Many UK businesses have not been trading for a number of months due to the coronavirus pandemic. As they start to open their doors once again to customers, owners will be looking at various ways to reduce costs to limit the damage the virus has had on productivity.
One of the smartest ways to cut expenses is by saving money on business energy bills, it is estimated that small firms overpay by an average of £289 per year for electricity. According to figures from Bulb, a domestic and commercial energy supplier. This is 12 percent of their average annual bill, in some scenarios, small companies risk overpaying by £1,000 a year.
The reason companies are overpaying for their business gas and electricity is because they could be finding it difficult to choose the right supplier, especially with hundreds of tariffs to select from, and expensive exit fees.
Comparing and switching business energy is a lot more complex than home energy. This is because business customers who are on fixed deals with the largest providers are charged the entire value of the contract if they want to terminate the agreement early.
This has prevented many smaller firms from switching to a more competitive deal, according to Bulb. A contract from one electricity provider stipulates that it does not allow early termination, and a move away to another supplier will even be blocked.
Commercial energy customers who do not explicitly inform their current supplier that they wish to leave once their existing fixed rate deal expires are normally moved over to a variable rate deal, some of these can cost twice as much as the cheapest deal available on the market. It’s not always easy to know what is the best deal available at any given moment, due to hundreds of tariffs with varying clauses.
Companies are offered up to 77 different deals when they request a quote, many larger energy suppliers offer firms 30 different tariffs to select from on average. These options need to be made clearer so customers aren’t left confused. In a bizarre move, one supplier offered eight separate tariffs that were all named ‘Fixed for Business,’ these all included a different pricing calculation.
Currently, around 80% of the UK’s business energy market is made up from the eight largest suppliers. This has meant that companies may face larger costs should they want to move away from their current deal. Most suppliers will require firms to pay off the full contracted amount should they decide to switch suppliers and leave early – with some even blocking the move.

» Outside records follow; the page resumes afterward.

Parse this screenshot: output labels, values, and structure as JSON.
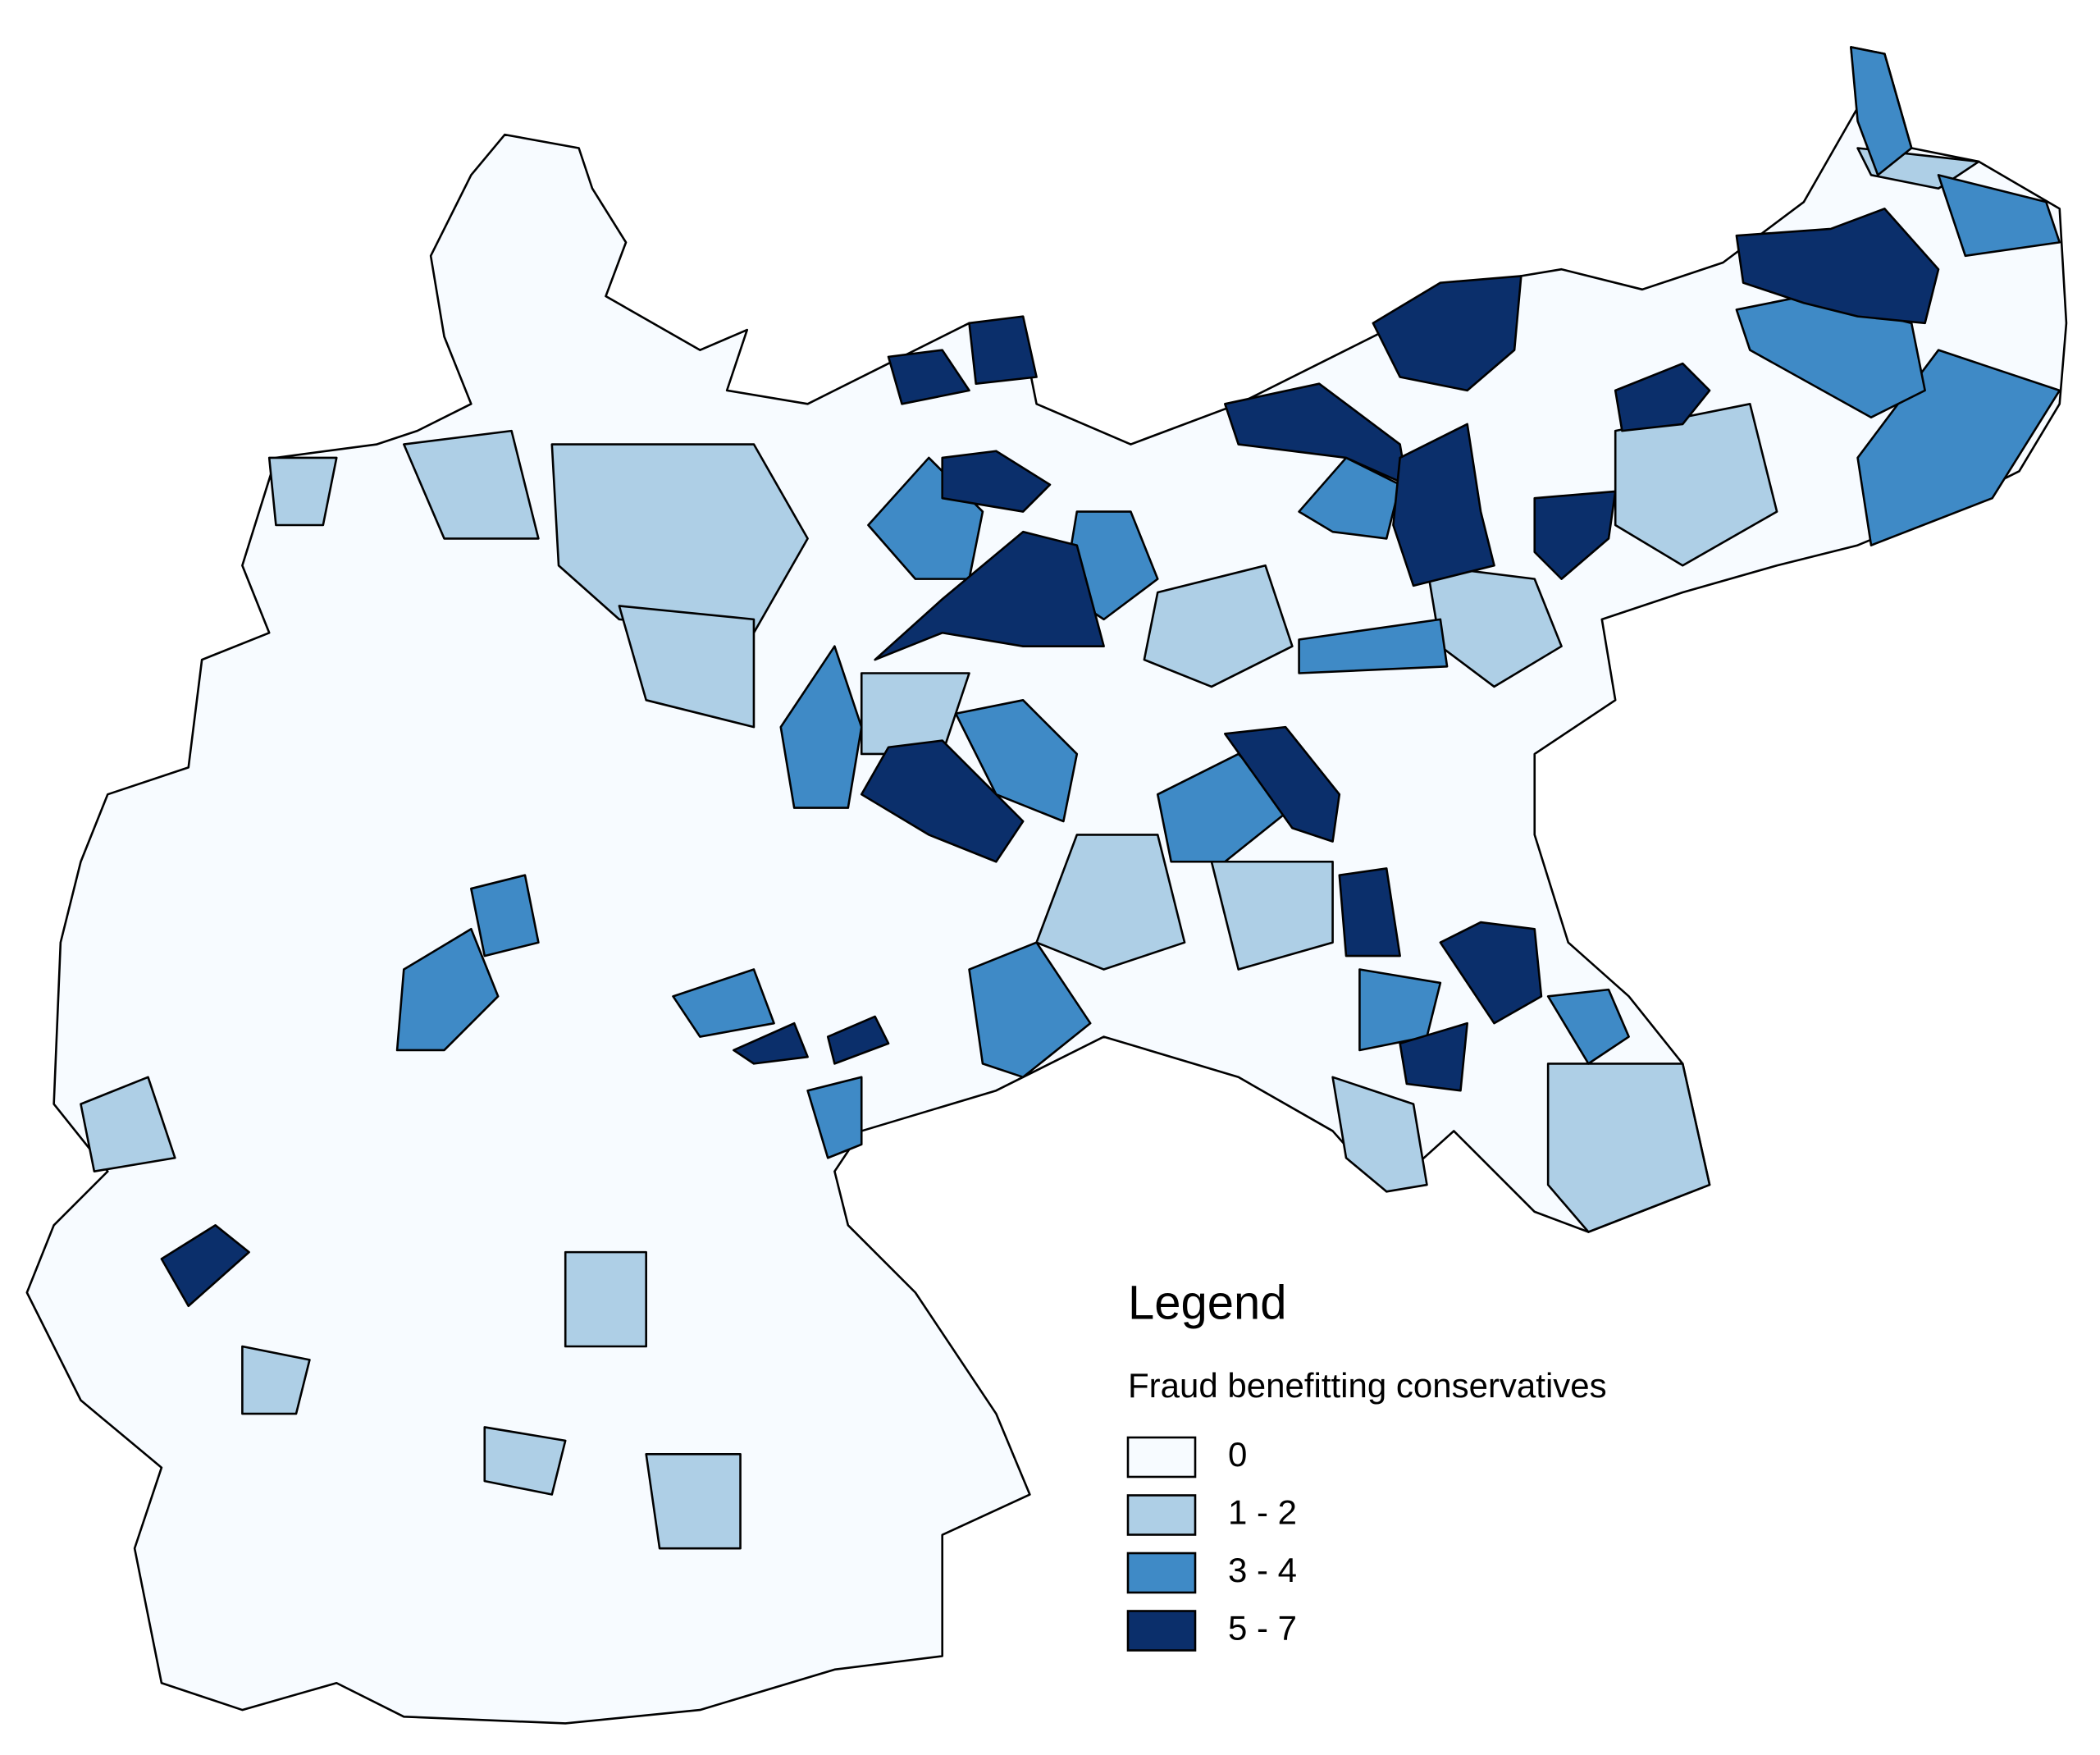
{
  "legend": {
    "title": "Legend",
    "subtitle": "Fraud benefitting conservatives",
    "items": [
      {
        "label": "0",
        "color": "#f7fbff"
      },
      {
        "label": "1 - 2",
        "color": "#aecfe6"
      },
      {
        "label": "3 - 4",
        "color": "#3f8ac6"
      },
      {
        "label": "5 - 7",
        "color": "#0b2f6b"
      }
    ]
  }
}
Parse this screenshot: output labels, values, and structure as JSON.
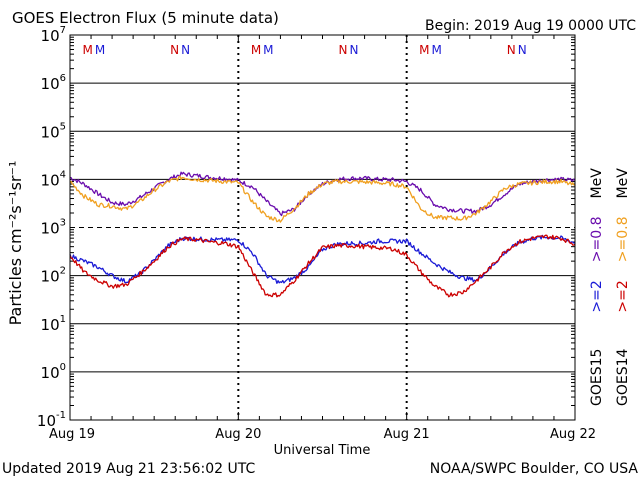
{
  "header": {
    "title": "GOES Electron Flux (5 minute data)",
    "begin": "Begin: 2019 Aug 19 0000 UTC"
  },
  "footer": {
    "updated": "Updated 2019 Aug 21 23:56:02 UTC",
    "credit": "NOAA/SWPC Boulder, CO USA"
  },
  "chart_data": {
    "type": "line",
    "title": "GOES Electron Flux (5 minute data)",
    "xlabel": "Universal Time",
    "ylabel": "Particles cm⁻²s⁻¹sr⁻¹",
    "y_scale": "log",
    "ylim": [
      0.1,
      10000000
    ],
    "xlim": [
      "2019-08-19 00:00",
      "2019-08-22 00:00"
    ],
    "x_ticks": [
      "Aug 19",
      "Aug 20",
      "Aug 21",
      "Aug 22"
    ],
    "y_ticks": [
      {
        "base": "10",
        "exp": "7"
      },
      {
        "base": "10",
        "exp": "6"
      },
      {
        "base": "10",
        "exp": "5"
      },
      {
        "base": "10",
        "exp": "4"
      },
      {
        "base": "10",
        "exp": "3"
      },
      {
        "base": "10",
        "exp": "2"
      },
      {
        "base": "10",
        "exp": "1"
      },
      {
        "base": "10",
        "exp": "0"
      },
      {
        "base": "10",
        "exp": "-1"
      }
    ],
    "threshold": {
      "value": 1000,
      "style": "dashed"
    },
    "grid": "horizontal at decades",
    "markers": [
      {
        "day": 0,
        "labels": [
          {
            "text": "M",
            "color": "#cc0000"
          },
          {
            "text": "M",
            "color": "#1a1ad6"
          }
        ],
        "hour": 3.4
      },
      {
        "day": 0,
        "labels": [
          {
            "text": "N",
            "color": "#cc0000"
          },
          {
            "text": "N",
            "color": "#1a1ad6"
          }
        ],
        "hour": 15.7
      },
      {
        "day": 1,
        "labels": [
          {
            "text": "M",
            "color": "#cc0000"
          },
          {
            "text": "M",
            "color": "#1a1ad6"
          }
        ],
        "hour": 3.4
      },
      {
        "day": 1,
        "labels": [
          {
            "text": "N",
            "color": "#cc0000"
          },
          {
            "text": "N",
            "color": "#1a1ad6"
          }
        ],
        "hour": 15.7
      },
      {
        "day": 2,
        "labels": [
          {
            "text": "M",
            "color": "#cc0000"
          },
          {
            "text": "M",
            "color": "#1a1ad6"
          }
        ],
        "hour": 3.4
      },
      {
        "day": 2,
        "labels": [
          {
            "text": "N",
            "color": "#cc0000"
          },
          {
            "text": "N",
            "color": "#1a1ad6"
          }
        ],
        "hour": 15.7
      }
    ],
    "legend": {
      "placement": "right",
      "columns": [
        {
          "label": "GOES15",
          "items": [
            {
              "text": ">=2",
              "color": "#1a1ad6"
            },
            {
              "text": ">=0.8",
              "color": "#6a0dad"
            },
            {
              "text": "MeV",
              "color": "#000000"
            }
          ]
        },
        {
          "label": "GOES14",
          "items": [
            {
              "text": ">=2",
              "color": "#cc0000"
            },
            {
              "text": ">=0.8",
              "color": "#f0a020"
            },
            {
              "text": "MeV",
              "color": "#000000"
            }
          ]
        }
      ]
    },
    "series": [
      {
        "name": "GOES15 >=0.8 MeV",
        "color": "#6a0dad",
        "x": [
          0,
          2,
          4,
          6,
          8,
          10,
          12,
          14,
          16,
          18,
          20,
          22,
          24,
          26,
          28,
          30,
          32,
          34,
          36,
          38,
          40,
          42,
          44,
          46,
          48,
          50,
          52,
          54,
          56,
          58,
          60,
          62,
          64,
          66,
          68,
          70,
          72
        ],
        "y": [
          11000,
          8000,
          5000,
          3300,
          3000,
          4200,
          6500,
          10000,
          13000,
          12000,
          11000,
          10500,
          9500,
          7000,
          3500,
          1900,
          2400,
          5000,
          8000,
          10000,
          10500,
          10500,
          10000,
          9800,
          9000,
          6000,
          3000,
          2400,
          2200,
          2200,
          3000,
          5000,
          8000,
          9000,
          9800,
          10000,
          9500
        ]
      },
      {
        "name": "GOES14 >=0.8 MeV",
        "color": "#f0a020",
        "x": [
          0,
          2,
          4,
          6,
          8,
          10,
          12,
          14,
          16,
          18,
          20,
          22,
          24,
          26,
          28,
          30,
          32,
          34,
          36,
          38,
          40,
          42,
          44,
          46,
          48,
          50,
          52,
          54,
          56,
          58,
          60,
          62,
          64,
          66,
          68,
          70,
          72
        ],
        "y": [
          9000,
          4500,
          3000,
          2800,
          2400,
          3500,
          6000,
          9000,
          11000,
          10000,
          9500,
          9000,
          8500,
          3500,
          1700,
          1400,
          2500,
          5000,
          8000,
          9000,
          9000,
          8800,
          8500,
          8000,
          7000,
          2500,
          1600,
          1600,
          1500,
          2000,
          3500,
          6500,
          8000,
          8500,
          9000,
          9000,
          7500
        ]
      },
      {
        "name": "GOES15 >=2 MeV",
        "color": "#1a1ad6",
        "x": [
          0,
          2,
          4,
          6,
          8,
          10,
          12,
          14,
          16,
          18,
          20,
          22,
          24,
          26,
          28,
          30,
          32,
          34,
          36,
          38,
          40,
          42,
          44,
          46,
          48,
          50,
          52,
          54,
          56,
          58,
          60,
          62,
          64,
          66,
          68,
          70,
          72
        ],
        "y": [
          260,
          200,
          150,
          100,
          75,
          110,
          210,
          420,
          600,
          580,
          560,
          550,
          550,
          300,
          100,
          70,
          90,
          150,
          350,
          450,
          470,
          470,
          520,
          520,
          520,
          300,
          180,
          120,
          90,
          80,
          150,
          300,
          480,
          600,
          630,
          600,
          480
        ]
      },
      {
        "name": "GOES14 >=2 MeV",
        "color": "#cc0000",
        "x": [
          0,
          2,
          4,
          6,
          8,
          10,
          12,
          14,
          16,
          18,
          20,
          22,
          24,
          26,
          28,
          30,
          32,
          34,
          36,
          38,
          40,
          42,
          44,
          46,
          48,
          50,
          52,
          54,
          56,
          58,
          60,
          62,
          64,
          66,
          68,
          70,
          72
        ],
        "y": [
          260,
          120,
          80,
          60,
          65,
          110,
          200,
          400,
          580,
          560,
          500,
          470,
          400,
          120,
          40,
          40,
          80,
          180,
          380,
          420,
          420,
          400,
          380,
          360,
          270,
          120,
          60,
          40,
          45,
          80,
          150,
          320,
          500,
          600,
          650,
          600,
          450
        ]
      }
    ]
  }
}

The Competition and Markets Authority’s investigation of the energy market found ‘a general lack of price transparency concerning the tariffs that are available to microbusinesses’, along with an ‘existence of incentives not to give non-domestic customers the best possible deal’.
Along with the pandemic, entrepreneurs already have enough challenges to contend with, they don’t need added costs during this time, especially when getting employees back to work will be a top priority for many.
Market share was calculated by using Elexon data for small businesses using figures for non-half hourly meters, which is the type of meter most SMEs use according to Ofgem.